Informa should already know this since they purchased UBM (a VAR based event company), but apparently they don’t.

The Channel is an Umbrella composed several discrete partner types: Agents, VARs, MSPs, ISVs, Masters and VADs. Different business models for each, although from 10K feet they may look similar to some folks. The channel is also pretty old.

Shows (expos, conferences) are trying to be all things to all channel partners – and in the process are nothing to anyone. They are a meeting place.

It is the conference owner that has created the suitcase effect, whereby people don’t register for the conference but instead go to parties and have meetings. See any coffee shop near an expo.

Traditionally, CP Expo in Vegas has been an AGENT show. There was even a session reminding people of the roots. It has been the only Agent show. Now Masters have their own shows AND the Vegas show has morphed, trying to be more than it was and encompass the whole umbrella.

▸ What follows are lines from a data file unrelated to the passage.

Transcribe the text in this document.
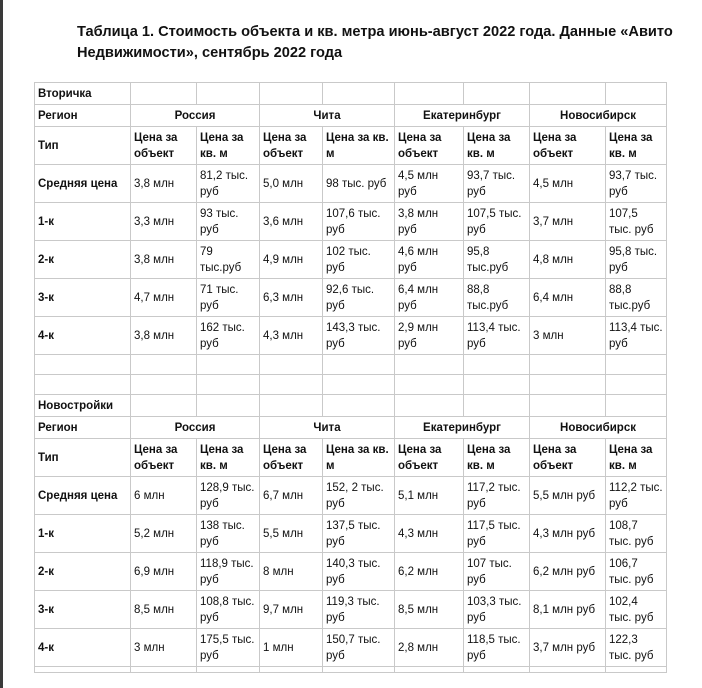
Таблица 1. Стоимость объекта и кв. метра июнь-август 2022 года. Данные «Авито Недвижимости», сентябрь 2022 года
Вторичка								
Регион	Россия		Чита		Екатеринбург		Новосибирск	
Тип	Цена за объект	Цена за кв. м	Цена за объект	Цена за кв. м	Цена за объект	Цена за кв. м	Цена за объект	Цена за кв. м
Средняя цена	3,8 млн	81,2 тыс. руб	5,0 млн	98 тыс. руб	4,5 млн руб	93,7 тыс. руб	4,5 млн	93,7 тыс. руб
1-к	3,3 млн	93 тыс. руб	3,6 млн	107,6 тыс. руб	3,8 млн руб	107,5 тыс. руб	3,7 млн	107,5 тыс. руб
2-к	3,8 млн	79 тыс.руб	4,9 млн	102 тыс. руб	4,6 млн руб	95,8 тыс.руб	4,8 млн	95,8 тыс. руб
3-к	4,7 млн	71 тыс. руб	6,3 млн	92,6 тыс. руб	6,4 млн руб	88,8 тыс.руб	6,4 млн	88,8 тыс.руб
4-к	3,8 млн	162 тыс. руб	4,3 млн	143,3 тыс. руб	2,9 млн руб	113,4 тыс. руб	3 млн	113,4 тыс. руб

Новостройки								
Регион	Россия		Чита		Екатеринбург		Новосибирск	
Тип	Цена за объект	Цена за кв. м	Цена за объект	Цена за кв. м	Цена за объект	Цена за кв. м	Цена за объект	Цена за кв. м
Средняя цена	6 млн	128,9 тыс. руб	6,7 млн	152, 2 тыс. руб	5,1 млн	117,2 тыс. руб	5,5 млн руб	112,2 тыс. руб
1-к	5,2 млн	138 тыс. руб	5,5 млн	137,5 тыс. руб	4,3 млн	117,5 тыс. руб	4,3 млн руб	108,7 тыс. руб
2-к	6,9 млн	118,9 тыс. руб	8 млн	140,3 тыс. руб	6,2 млн	107 тыс. руб	6,2 млн руб	106,7 тыс. руб
3-к	8,5 млн	108,8 тыс. руб	9,7 млн	119,3 тыс. руб	8,5 млн	103,3 тыс. руб	8,1 млн руб	102,4 тыс. руб
4-к	3 млн	175,5 тыс. руб	1 млн	150,7 тыс. руб	2,8 млн	118,5 тыс. руб	3,7 млн руб	122,3 тыс. руб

Informa wants to start making real money from the shows they acquired in the IT/telecom space. It should be interesting to see if it works since VARs, Agents and MSPs don’t typically have to pay for a show. In fact, for the various VAR shows – Ingram Micro, Tech Data, old UBM – the VAR was provided hotel rooms for free and in some cases a gift card to cover travel expenses. No cover charge to go to the show. Basically free except for the time spent.  How will Informa break that mold? No idea.

The Vegas show is like ESPN – with a sponsor logo on every single thing, including the sessions. This is a huge turn-off because the jaded immediately expect an agenda.

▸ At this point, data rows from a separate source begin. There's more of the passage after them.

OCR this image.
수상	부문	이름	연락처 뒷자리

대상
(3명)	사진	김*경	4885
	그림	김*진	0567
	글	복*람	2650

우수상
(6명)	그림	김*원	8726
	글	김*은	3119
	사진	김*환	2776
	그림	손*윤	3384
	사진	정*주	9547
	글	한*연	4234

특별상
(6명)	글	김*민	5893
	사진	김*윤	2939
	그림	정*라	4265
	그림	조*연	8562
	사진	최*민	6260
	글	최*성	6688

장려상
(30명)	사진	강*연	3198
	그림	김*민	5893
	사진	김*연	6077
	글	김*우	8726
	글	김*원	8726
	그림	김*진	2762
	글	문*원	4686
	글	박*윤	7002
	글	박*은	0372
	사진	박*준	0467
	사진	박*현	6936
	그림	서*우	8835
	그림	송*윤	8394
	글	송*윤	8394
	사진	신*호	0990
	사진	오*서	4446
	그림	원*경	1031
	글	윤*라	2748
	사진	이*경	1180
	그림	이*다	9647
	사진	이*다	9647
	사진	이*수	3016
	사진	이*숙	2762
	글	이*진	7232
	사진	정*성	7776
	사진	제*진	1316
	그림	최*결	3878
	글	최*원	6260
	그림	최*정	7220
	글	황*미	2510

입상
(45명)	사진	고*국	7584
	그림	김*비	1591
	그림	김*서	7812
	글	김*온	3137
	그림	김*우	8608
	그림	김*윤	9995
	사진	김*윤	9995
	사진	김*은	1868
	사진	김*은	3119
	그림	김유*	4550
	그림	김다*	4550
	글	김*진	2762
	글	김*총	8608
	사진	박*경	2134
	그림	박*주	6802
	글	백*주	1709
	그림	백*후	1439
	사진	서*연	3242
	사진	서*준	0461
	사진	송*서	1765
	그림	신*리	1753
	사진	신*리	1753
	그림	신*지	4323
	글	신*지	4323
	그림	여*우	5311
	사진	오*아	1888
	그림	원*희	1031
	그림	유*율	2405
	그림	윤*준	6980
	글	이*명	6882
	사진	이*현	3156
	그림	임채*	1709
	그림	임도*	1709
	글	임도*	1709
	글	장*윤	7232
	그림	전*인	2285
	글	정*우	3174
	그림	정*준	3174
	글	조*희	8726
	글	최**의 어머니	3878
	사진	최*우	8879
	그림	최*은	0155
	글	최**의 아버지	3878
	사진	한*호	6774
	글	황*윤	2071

Keynotes suck. I have sat through many that read me slides, were commercials for their business, or were unprepared. Then the last few years, the message has been repeated over and over that my business was dead.  I stopped attending keynotes. It turns out that keynote speakers would rather blather than be helpful. It is like Tony Robbins, telling you to change, be better – but you have to buy his books or take a seminar to learn the How. And the How is the most important part.

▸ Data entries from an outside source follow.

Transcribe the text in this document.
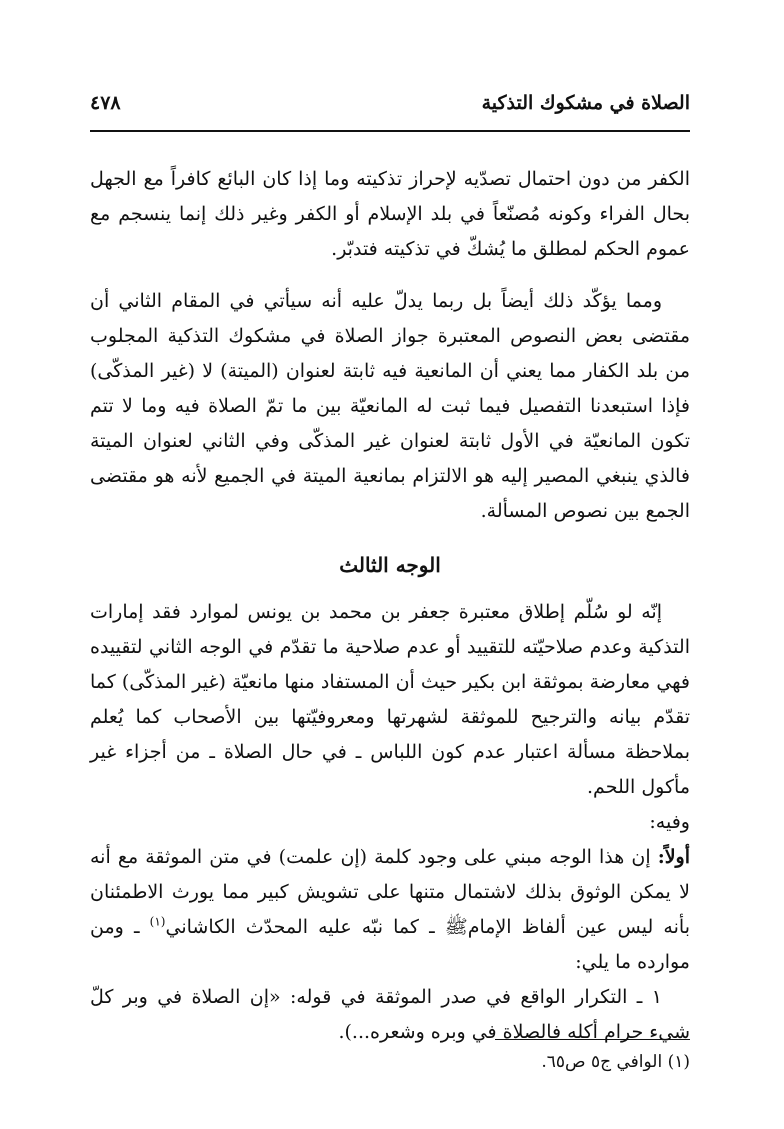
الصلاة في مشكوك التذكية
٤٧٨

الكفر من دون احتمال تصدّيه لإحراز تذكيته وما إذا كان البائع كافراً مع الجهل بحال الفراء وكونه مُصنّعاً في بلد الإسلام أو الكفر وغير ذلك إنما ينسجم مع عموم الحكم لمطلق ما يُشكّ في تذكيته فتدبّر.

ومما يؤكّد ذلك أيضاً بل ربما يدلّ عليه أنه سيأتي في المقام الثاني أن مقتضى بعض النصوص المعتبرة جواز الصلاة في مشكوك التذكية المجلوب من بلد الكفار مما يعني أن المانعية فيه ثابتة لعنوان (الميتة) لا (غير المذكّى) فإذا استبعدنا التفصيل فيما ثبت له المانعيّة بين ما تمّ الصلاة فيه وما لا تتم تكون المانعيّة في الأول ثابتة لعنوان غير المذكّى وفي الثاني لعنوان الميتة فالذي ينبغي المصير إليه هو الالتزام بمانعية الميتة في الجميع لأنه هو مقتضى الجمع بين نصوص المسألة.

الوجه الثالث

إنّه لو سُلّم إطلاق معتبرة جعفر بن محمد بن يونس لموارد فقد إمارات التذكية وعدم صلاحيّته للتقييد أو عدم صلاحية ما تقدّم في الوجه الثاني لتقييده فهي معارضة بموثقة ابن بكير حيث أن المستفاد منها مانعيّة (غير المذكّى) كما تقدّم بيانه والترجيح للموثقة لشهرتها ومعروفيّتها بين الأصحاب كما يُعلم بملاحظة مسألة اعتبار عدم كون اللباس ـ في حال الصلاة ـ من أجزاء غير مأكول اللحم.

وفيه:

أولاً: إن هذا الوجه مبني على وجود كلمة (إن علمت) في متن الموثقة مع أنه لا يمكن الوثوق بذلك لاشتمال متنها على تشويش كبير مما يورث الاطمئنان بأنه ليس عين ألفاظ الإمامﷺ ـ كما نبّه عليه المحدّث الكاشاني$^{(١)}$ ـ ومن موارده ما يلي:

١ ـ التكرار الواقع في صدر الموثقة في قوله: «إن الصلاة في وبر كلّ شيء حرام أكله فالصلاة في وبره وشعره...).

(١) الوافي ج٥ ص٦٥.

And in case you think I am speaking from the cheap seats here, let me say that I have had a hand in several expos. I also ran an event per month for several years in Tampa Bay for start-ups, techies and freelancers. BarCamp Tampa Bay that I co-founded grew to 1250 registered attendees. IGNITE Tampa which I also co-founded went from sold out at 120 people in year 1 to 900 attendees in year 3. So I kinda know something about tech event planning.

Informa is also trying to make the Vegas show an MSP show. I don’t know how they sold that bill of goods to the vendors, but there were a few vendors that weren’t happy when talking to Agents.

Agents want to just sell and get paid. The provider handles the rest. Agents don’t handle monitoring or install etc.

MSPs want to do the billing, install, maintaining. They want white-label and monitoring and reporting. It’s what they do.

I can see how the MSP model is attractive for cloud services, but most providers are not set up to do white-label. Heck, some are barely set up to do both direct sales and channel sales. Please note that MSPs may not be able to handle data migration, software integration and devops work. These are things that a cloud migration project may require.

Who goes to what shows?

MSPs rely on a PSA to run their business. They usually attend that show – Datto, ConnectWise or Kaseya being the Big 3.

Then there are the vendor shows – HP, Dell, Cisco, etc. For VARs, the vendor is the largest part of their business.

There are the VAD shows – Tech Data, Ingram, et al. Since these are free to attend and are usually at a nice venue, you can see the appeal.

CompTIA has ChannelCon.  HTG and Robin Robins have events. Microsoft has events.

TMC (which owns ITEXPO) is now doing MSP Expo shows.

The Channel Co has a bunch events too. (They were UBM’s biggest competitor.)

The Alliance started up Tech+Connect event 2 years ago. And this year there is a Channel Palooza.

You have to be careful of taking your audience (tribe) for granted. Or not provided what they actually seek – like education, best practices, etc.  Bigger is hardly ever better.

Informa will have a channel show in the UK in December, after the much smaller East Coast show in DC.

InterOp is owned by Informa and they are re-branding it as “The Unbiased IT Conference”.

Amazon, Salesforce, IBM, twilio, Google I/O and so many more have partner events. These are usually bigger, more fun and more focused.

There are a ton of events every year, just check out the Event Calendar by MOJO.

At some point you have to ask yourself as an event owner: Who is my tribe? What do they need? How do I deliver that in an awesome way?  Customer Experience is important, since the partner is giving up time, money and attention to be there. People that waste time and attention usually get ignored.